Knee replacement surgery is performed with advanced and minimally invasive techniques, i.e, arthroscopy. But, like any other surgery, knee replacement surgery may also involve a few potential risks that can be discussed with your orthopedic surgeon. Some of the risks are-
Infections
Ligament damage during or post knee replacement surgery
Allergic reaction to bone cement
Nerve and artery damage around the affected knee joint
Poor reaction to administered anesthesia during knee replacement surgery
Excess scar tissue buildup
Pain and stiffness in the knee joint post-surgery
Chances of deep vein thrombosis
Total knee replacement (TKR)
During this procedure, the orthopedic surgeon replaces the damaged joint completely with an artificial or prosthetic joint. This is often recommended when the bones are severely damaged because of any injury or bone degenerative diseases.
Partial Knee Replacement
In partial knee replacement cases, only part of the knee joint is degenerated. Therefore, the surgeon recommends knee replacement for the affected side, which is known as partial knee replacement.

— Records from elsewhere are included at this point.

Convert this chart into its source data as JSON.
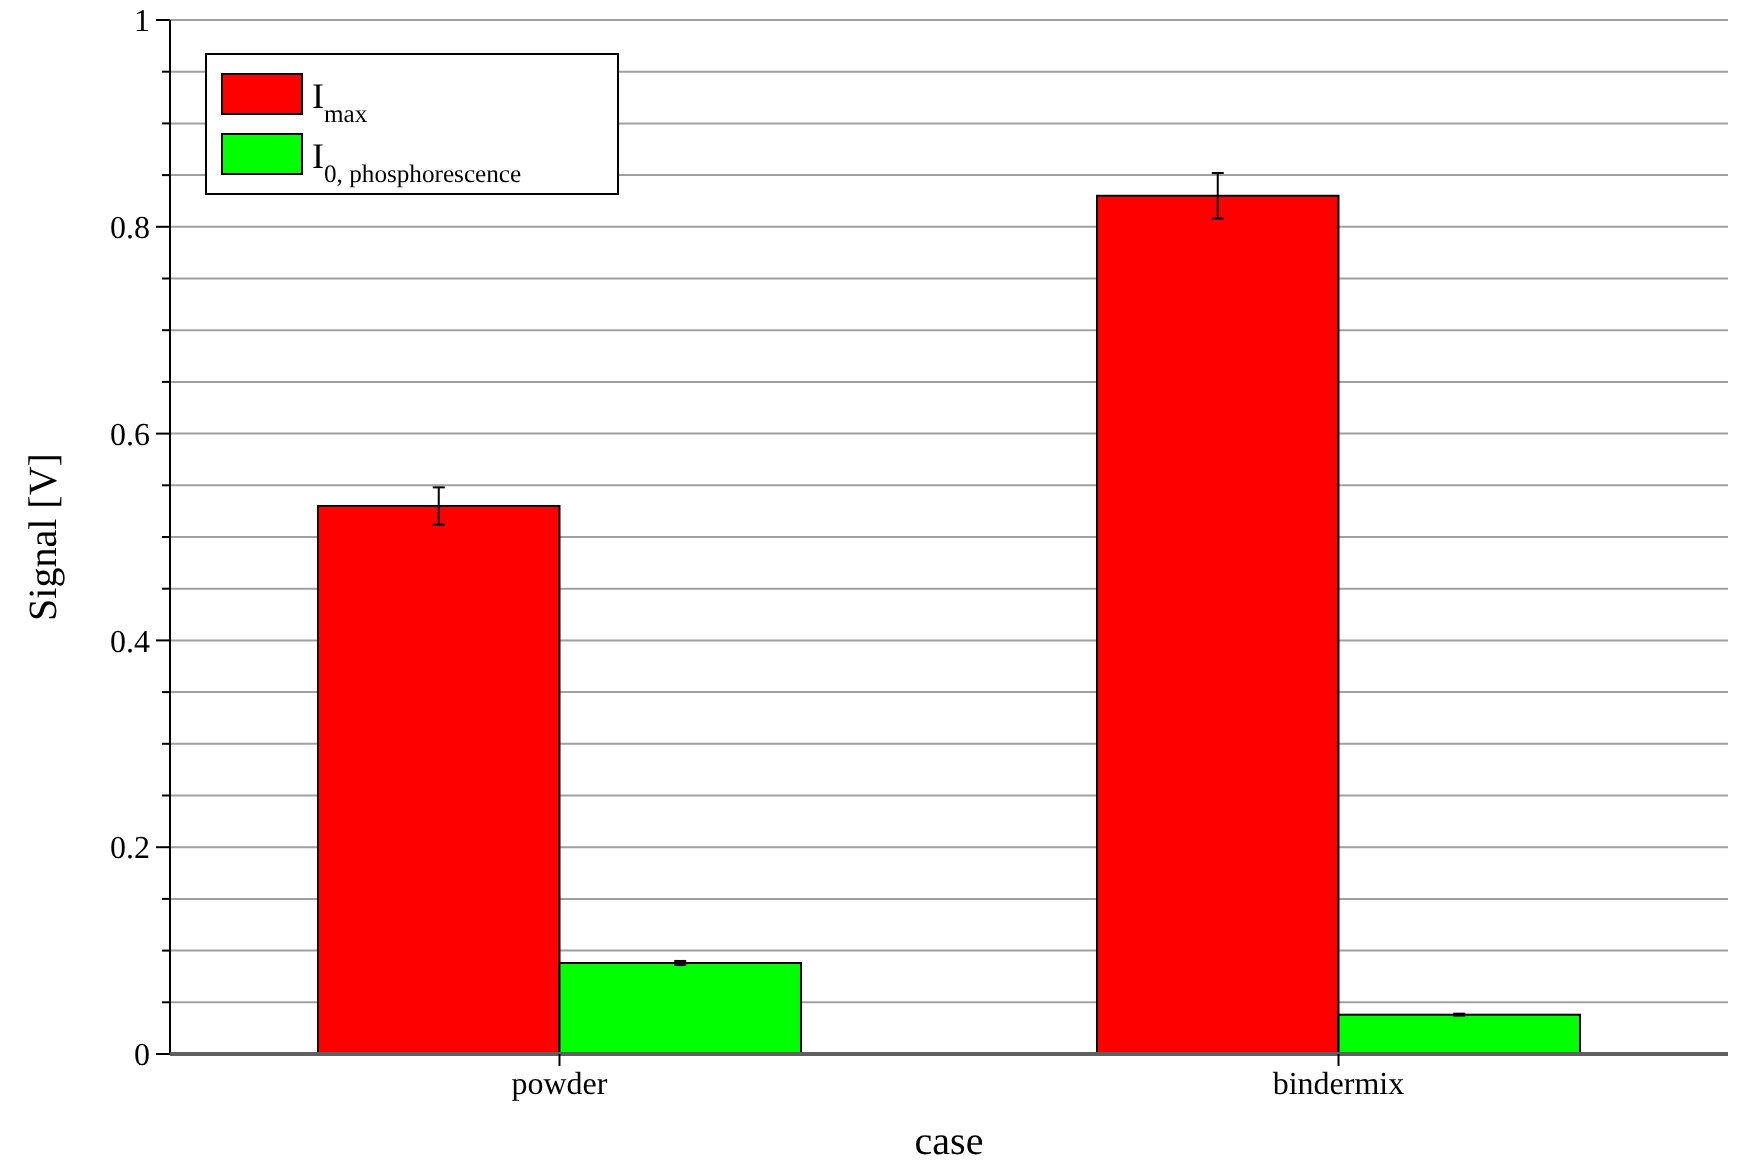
{
  "chart_data": {
    "type": "bar",
    "xlabel": "case",
    "ylabel": "Signal [V]",
    "categories": [
      "powder",
      "bindermix"
    ],
    "series": [
      {
        "name": "I$_{max}$",
        "color": "#ff0000",
        "values": [
          0.53,
          0.83
        ],
        "errors": [
          0.018,
          0.022
        ]
      },
      {
        "name": "I$_{0, phosphorescence}$",
        "color": "#00ff00",
        "values": [
          0.088,
          0.038
        ],
        "errors": [
          0.002,
          0.001
        ]
      }
    ],
    "ylim": [
      0,
      1
    ],
    "yticks": [
      0,
      {
        "value": 0.05,
        "label": null
      },
      {
        "value": 0.1,
        "label": null
      },
      {
        "value": 0.15,
        "label": null
      },
      0.2,
      {
        "value": 0.25,
        "label": null
      },
      {
        "value": 0.3,
        "label": null
      },
      {
        "value": 0.35,
        "label": null
      },
      0.4,
      {
        "value": 0.45,
        "label": null
      },
      {
        "value": 0.5,
        "label": null
      },
      {
        "value": 0.55,
        "label": null
      },
      0.6,
      {
        "value": 0.65,
        "label": null
      },
      {
        "value": 0.7,
        "label": null
      },
      {
        "value": 0.75,
        "label": null
      },
      0.8,
      {
        "value": 0.85,
        "label": null
      },
      {
        "value": 0.9,
        "label": null
      },
      {
        "value": 0.95,
        "label": null
      },
      1
    ],
    "grid": "y",
    "legend": "top left"
  }
}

Revision or Complex Knee Replacement
People affected with severe arthritis may be advised knee replacement two to three times to restore complete knee function. In this procedure, the surgeon uses a modified implant in order to provide more stability to the affected knee joint.
Kneecap Replacement
This is also known as Patellofemoral arthroplasty. When the under the surface area of the kneecap is affected because of degenerative diseases, the surgeon recommends replacing the patellofemoral part of the knee joint.